Poster D-3 (Selected for oral presentation.)
Combining Phylogenetic Data and Network Topology to Identify Regulatory Motifs
Ting Wang (Washington University); Gary Stormo (Washington University)
Abstract: Predicting regulatory motifs from whole genome sequences remains a challenging problem due to the statistic limitations of conventional motif finding algorithms. We introduce a new algorithm "PhyloNet" that combines phylogenetic information and network topology to define conserved motifs and co-regulated promoters and to build a regulatory network ab initio.
Using GEMS for Cancer Diagnosis and Biomarker Discovery from Microarray Gene Expression Data
Alexander Statnikov (Discovery Systems Laboratory, Department of Biomedical Informatics, Vanderbilt University); Ioannis Tsamardinos (Discovery Systems Laboratory, Department of Biomedical Informatics, Vanderbilt University); Constantin Aliferis (Discovery Systems Laboratory, Department of Biomedical Informatics, Vanderbilt University)
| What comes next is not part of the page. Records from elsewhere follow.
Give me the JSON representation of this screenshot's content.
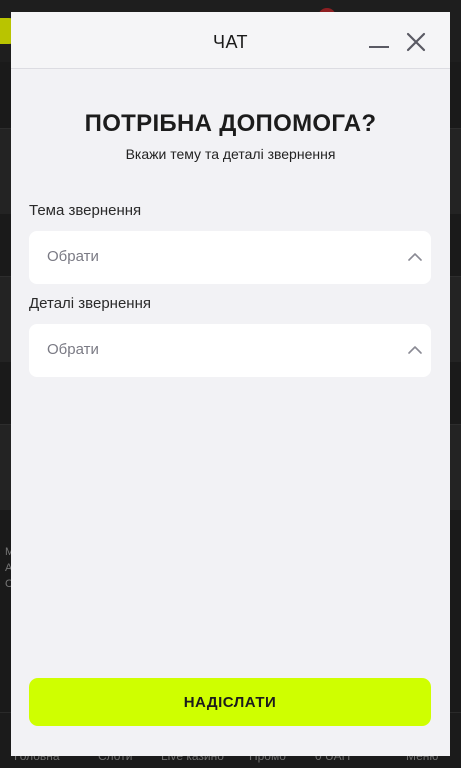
{
  "modal": {
    "title": "ЧАТ",
    "heading": "ПОТРІБНА ДОПОМОГА?",
    "subheading": "Вкажи тему та деталі звернення",
    "fields": [
      {
        "label": "Тема звернення",
        "value": "Обрати"
      },
      {
        "label": "Деталі звернення",
        "value": "Обрати"
      }
    ],
    "submit_label": "НАДІСЛАТИ"
  },
  "background": {
    "side_text": "М А С",
    "bottom_nav": [
      "Головна",
      "Слоти",
      "Live казино",
      "Промо",
      "0 UAH",
      "Меню"
    ]
  },
  "colors": {
    "accent": "#cfff00",
    "modal_bg": "#f2f2f5",
    "backdrop": "#1a1a1a"
  },
  "icons": {
    "minimize": "minimize-icon",
    "close": "close-icon",
    "select_chevron": "chevron-up-icon"
  }
}
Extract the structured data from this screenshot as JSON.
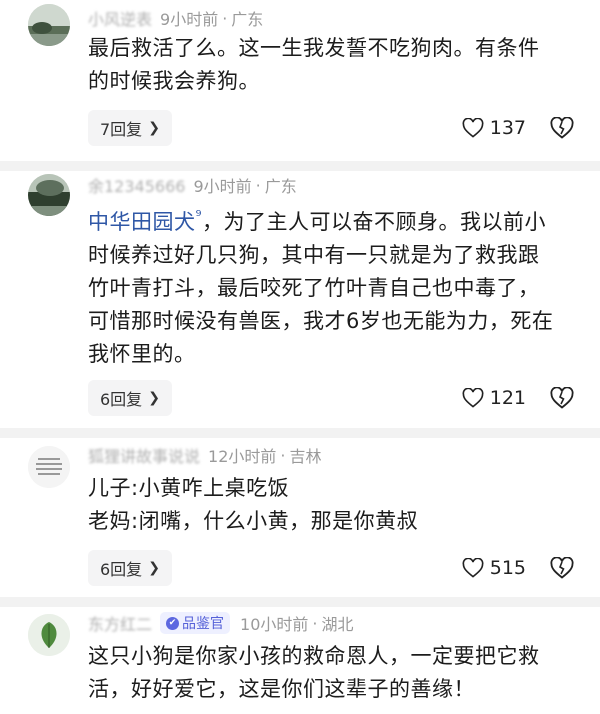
{
  "comments": [
    {
      "username": "小风逆表",
      "time": "9小时前",
      "location": "广东",
      "text": "最后救活了么。这一生我发誓不吃狗肉。有条件的时候我会养狗。",
      "replies": "7回复",
      "likes": "137"
    },
    {
      "username": "余12345666",
      "time": "9小时前",
      "location": "广东",
      "mention": "中华田园犬",
      "text": "，为了主人可以奋不顾身。我以前小时候养过好几只狗，其中有一只就是为了救我跟竹叶青打斗，最后咬死了竹叶青自己也中毒了，可惜那时候没有兽医，我才6岁也无能为力，死在我怀里的。",
      "replies": "6回复",
      "likes": "121"
    },
    {
      "username": "狐狸讲故事说说",
      "time": "12小时前",
      "location": "吉林",
      "line1": "儿子:小黄咋上桌吃饭",
      "line2": "老妈:闭嘴，什么小黄，那是你黄叔",
      "replies": "6回复",
      "likes": "515"
    },
    {
      "username": "东方红二",
      "badge": "品鉴官",
      "time": "10小时前",
      "location": "湖北",
      "text": "这只小狗是你家小孩的救命恩人，一定要把它救活，好好爱它，这是你们这辈子的善缘！"
    }
  ],
  "icons": {
    "heart": "heart-icon",
    "dislike": "broken-heart-icon",
    "chevron": "chevron-right-icon"
  }
}
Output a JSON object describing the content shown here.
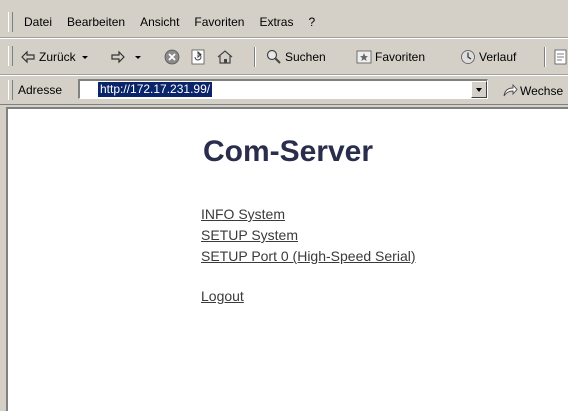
{
  "menu": {
    "items": [
      "Datei",
      "Bearbeiten",
      "Ansicht",
      "Favoriten",
      "Extras",
      "?"
    ]
  },
  "toolbar": {
    "back_label": "Zurück",
    "search_label": "Suchen",
    "favorites_label": "Favoriten",
    "history_label": "Verlauf"
  },
  "address": {
    "label": "Adresse",
    "url": "http://172.17.231.99/",
    "go_label": "Wechse"
  },
  "page": {
    "title": "Com-Server",
    "links": [
      "INFO System",
      "SETUP System",
      "SETUP Port 0 (High-Speed Serial)"
    ],
    "logout": "Logout"
  },
  "colors": {
    "chrome": "#d4d0c8",
    "title": "#2a2e4c",
    "link": "#3a3a3a",
    "url_highlight": "#0a246a"
  }
}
Abstract: We introduce a system GEMS for automated development and evaluation of high-quality cancer diagnostic models and biomarker discovery from microarray gene expression data. The development of GEMS was informed by a rigorous algorithmic evaluation. The system is freely available for non-commercial use from <http://www.gems-system.org/>http://www.gems-system.org
Unravelling the Architecture of Duplications in Tumor Genomes
Benjamin Raphael (University of California, San Diego); Pavel Pevzner (University of California, San Diego)
Abstract: We describe a computational method for reconstructing the architecture of duplicated regions in tumor genomes. Our method relies on data from End Sequence Profiling experiments and a model of breakage-fusion-bridge (BFB) cycles. We demonstrate our technique on the MCF7 breast tumor cell line.
Biomarker KnowledgeTree - A Flexible And Versatile Visualization Tool For Hierarchical Data
Mary Gaylord (Eli Lilly and Company); John Calley (Eli Lilly and Company); Huahong Qiang (Eli Lilly and Company); Birong Liao (Eli Lilly and Company)
Abstract: we describe a platform where non-hierarchical biological data can be visualized through the application of a customized hierarchy incorporating MeSH classifications. This platform gives users flexibility in update and ease of manipulation, and can facilitate fresh scientific insight by highlighting biological information through cross-referencing in different hierarchical branches.